S2PreST

S2PreST: Semantic-Shape-Guided Style Transfer in Inversion-Based Diffusion for Source Images Preservation

samples

Image style transfer using diffusion-based methods has focused on generating high-quality results and has become popular in various industrial domains, such as entertainment and digital arts. Although the previous methods have generated great results, they still have some limitations in transferring the style of the reference image to the detailed semantic shapes of the source image, leading to significant distortions in some regions. Thus, in this paper, we introduce an additional framework that extracts the Canny edge map from the source image and re-optimizes the style features from the reference image with the semantic features from the source image and its Canny edge map.

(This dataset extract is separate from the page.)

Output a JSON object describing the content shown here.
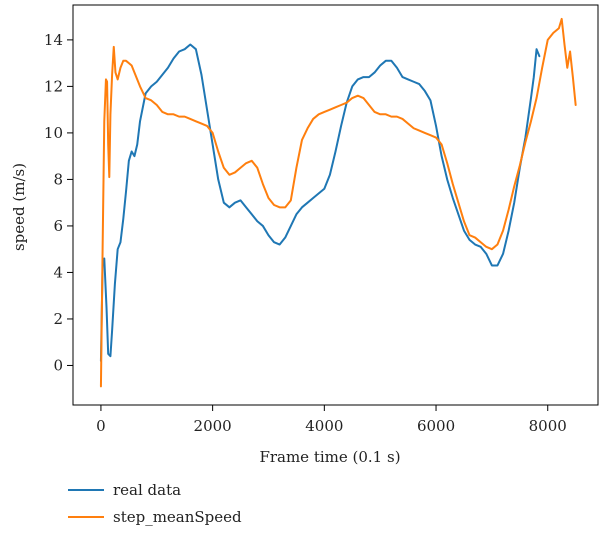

Also these features are efficiently combined using linear interpolation and applied to the diffusion denoising process without additional fine-tuning. Experimental results demonstrate the ability to transfer style to the semantic shapes of the source image both quantitatively and qualitatively.

View Project & Code


Getting Started

1. Saved Files


2. Create Environment

    conda env create -f environment.yaml
    conda activate ldm

3. Inference

    python ./module/inference.py \
             --style_name='wiki_1' \
             --content_path /path/to/directory/with/images
    python ./module/inference.py \
             --style_name='wiki_2' \
             --content_path /path/to/directory/with/images

4. Results

  • stylized image: “./results/{style_name}/wt_{style_guidance_weight}/stylized/{content_image_name}”
  • canny image: “./results/{style_name}/wt_{style_guidance_weight}/canny/canny.png”

Comparison Data

comparison

  • Qualitative results with zoomed-in views of specific square regions from each first row. Columns 3 to 8 present image-to-image stylized results without context-aware text conditioning, while columns 9 to 11 present text-description-guided stylized results.


comparison2

  • Qualitative comparison with close-up views of stylized images from four types of source images.